I don’t see color! – This is perhaps one of the most annoying statements people of color hear from white people who think they’re being all open-minded and progressive. To say that you don’t see color when you deal with people is ignorant unless you actually have a visual or neurological impairment that literally makes you see in black and white or to not be able to somehow differentiate pale skin from darker skin. To be honest, this is a form of erasure. It’s like saying a person’s very identity and background doesn’t matter. But it does. We are many of us defined by our cultural, racial and/or ethnic backgrounds. That doesn’t mean people of color are stereotypes, but it does mean they tend to have various (and varied from person to person) distinct character traits (good, bad or neutral) that come from their racial background and racial experience. Black people, overall, often have different cultural behaviors and language compared to white people, for example. It’s a fact. Someone who is part of an immigrant family or only a generation or two removed from immigration probably has all kinds of cultural differences compared to the average white person. Ignoring that is being purposefully ignorant. When a white person from the North meets a white person from the Deep South, you can best believe that Northern white person is gonna notice differences in the way the other person speaks, reacts to situations, eats, etc. (and vice-versa). So don’t act like you didn’t notice the person in front of you was Black, brown or whatever. Acknowledge and respect differences; don’t pretend they don’t exist or don’t matter. Acceptance is better than mere inclusion.

Oh my gosh, can I touch your hair? – This is a statement that is so often followed by the white person who said it putting their hand into the hair of a Black person without actually waiting for permission. It’s a very specific example, but probably one of the big ones that Black people complain about because it happens to them or to their children, and there are all kinds of variations on this theme. But regardless of whether it’s hair or something else, it’s invasive and creepy. It turns non-white people into something like the human equivalent of zoo animals. It is, in a sense, as fetishistic as the white person who “only dates Black (or Latinx, or whatever) people” (often because they are seen as exotic). People of color and other forms of difference are not interactive exhibits to be handled or ogled at the whim of people in the more mainstream/privileged groups (white, cis-male, hetero, Christian). This is the kind of thing that happens when people think they’re being open-minded and/or progressive, but instead they are making the person’s difference(s) the only interesting or important thing. Turning a person into an object.

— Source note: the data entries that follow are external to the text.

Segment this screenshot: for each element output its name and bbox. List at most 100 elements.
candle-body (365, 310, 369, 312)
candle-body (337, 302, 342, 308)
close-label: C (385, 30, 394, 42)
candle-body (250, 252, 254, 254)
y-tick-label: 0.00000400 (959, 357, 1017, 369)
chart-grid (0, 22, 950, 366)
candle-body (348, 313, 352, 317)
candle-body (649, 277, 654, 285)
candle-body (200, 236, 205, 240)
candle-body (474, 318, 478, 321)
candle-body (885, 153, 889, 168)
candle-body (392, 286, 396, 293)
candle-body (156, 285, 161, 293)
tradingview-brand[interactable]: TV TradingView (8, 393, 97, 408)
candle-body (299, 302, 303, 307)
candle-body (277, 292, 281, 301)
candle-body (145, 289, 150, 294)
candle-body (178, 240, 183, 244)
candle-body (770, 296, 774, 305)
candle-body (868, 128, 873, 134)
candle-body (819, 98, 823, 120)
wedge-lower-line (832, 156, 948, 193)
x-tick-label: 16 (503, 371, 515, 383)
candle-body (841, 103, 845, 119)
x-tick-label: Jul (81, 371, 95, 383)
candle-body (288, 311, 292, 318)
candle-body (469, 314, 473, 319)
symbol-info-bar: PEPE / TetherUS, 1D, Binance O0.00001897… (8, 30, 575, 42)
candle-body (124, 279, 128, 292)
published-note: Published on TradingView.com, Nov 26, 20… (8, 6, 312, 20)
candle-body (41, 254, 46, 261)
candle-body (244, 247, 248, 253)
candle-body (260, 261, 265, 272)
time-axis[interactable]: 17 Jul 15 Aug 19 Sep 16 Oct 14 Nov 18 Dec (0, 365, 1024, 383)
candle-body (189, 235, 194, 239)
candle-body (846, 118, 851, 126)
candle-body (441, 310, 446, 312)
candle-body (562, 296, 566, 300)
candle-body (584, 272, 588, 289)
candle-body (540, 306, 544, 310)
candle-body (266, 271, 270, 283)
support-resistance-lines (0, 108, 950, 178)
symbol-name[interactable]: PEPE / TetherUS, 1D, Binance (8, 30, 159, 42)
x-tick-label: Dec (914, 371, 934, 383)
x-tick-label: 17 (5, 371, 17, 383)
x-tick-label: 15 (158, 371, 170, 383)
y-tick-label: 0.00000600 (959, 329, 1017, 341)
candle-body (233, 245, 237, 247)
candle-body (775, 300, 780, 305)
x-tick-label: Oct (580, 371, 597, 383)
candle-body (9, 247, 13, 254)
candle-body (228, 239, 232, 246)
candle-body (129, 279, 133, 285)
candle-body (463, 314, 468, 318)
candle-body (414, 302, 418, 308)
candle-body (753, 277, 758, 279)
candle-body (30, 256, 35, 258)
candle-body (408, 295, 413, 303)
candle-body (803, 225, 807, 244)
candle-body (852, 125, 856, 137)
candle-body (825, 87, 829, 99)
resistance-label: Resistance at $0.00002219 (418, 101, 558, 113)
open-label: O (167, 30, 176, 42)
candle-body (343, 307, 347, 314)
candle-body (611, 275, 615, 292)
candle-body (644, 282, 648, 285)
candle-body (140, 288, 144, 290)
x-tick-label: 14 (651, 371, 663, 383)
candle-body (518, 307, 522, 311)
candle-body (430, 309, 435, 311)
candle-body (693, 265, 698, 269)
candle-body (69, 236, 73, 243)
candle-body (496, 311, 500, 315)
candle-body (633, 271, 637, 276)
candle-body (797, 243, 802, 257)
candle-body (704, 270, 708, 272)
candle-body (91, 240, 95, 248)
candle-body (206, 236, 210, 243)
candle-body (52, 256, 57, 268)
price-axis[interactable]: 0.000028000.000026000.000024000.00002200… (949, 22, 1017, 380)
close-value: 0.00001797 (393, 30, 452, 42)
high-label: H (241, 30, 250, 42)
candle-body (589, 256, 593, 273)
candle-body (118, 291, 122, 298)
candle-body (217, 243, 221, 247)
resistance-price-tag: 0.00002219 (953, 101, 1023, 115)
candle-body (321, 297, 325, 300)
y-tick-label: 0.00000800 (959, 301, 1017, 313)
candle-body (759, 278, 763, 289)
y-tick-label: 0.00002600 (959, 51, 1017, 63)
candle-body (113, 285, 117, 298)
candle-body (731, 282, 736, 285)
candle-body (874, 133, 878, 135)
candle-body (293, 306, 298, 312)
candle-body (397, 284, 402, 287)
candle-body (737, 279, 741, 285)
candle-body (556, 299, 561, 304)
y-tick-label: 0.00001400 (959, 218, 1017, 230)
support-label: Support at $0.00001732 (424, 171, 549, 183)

You speak so well – This is the example I will finish with. I mean, I could go on and on and on but I just want to give you some starting points to open your own eyes. The previous two examples were on the two ends of the spectrum: “color-blind” vs. “fetishist.” This you speak so well example is often committed by white people not only at both ends of the spectrum but most of them in between. It often comes out in other variations: You write so clearly, you speak so eloquently, you’re a credit to your race, etc. It’s insulting because chances are in the 95% or more range that you would never say the same thing to a white person if you read something they wrote or listened to them speak publicly or argue a point in a discussion. It is insulting because underlying it is the suggestion: “Most of the people who look like you are lesser in skill than us white people but you’re different.” Under the guise (and often the honest intention) of sincere flattery, you’ve just not only insulted most of the person’s fellow race/ethnicity but also “othered” them…set them apart from everyone else and made them out to be something rare and not belonging to any “normal” group. It’s one thing to tell a person of color, for example, after a talk they’ve given, “That really moved me” or “I learned a lot from hearing you speak”…that’s often fine. But that’s because it’s the same kind of thing you would say to a white person who spoke. Don’t give the backhanded compliments, though, spiced up with racism or bigotry, however unintentioned it might be.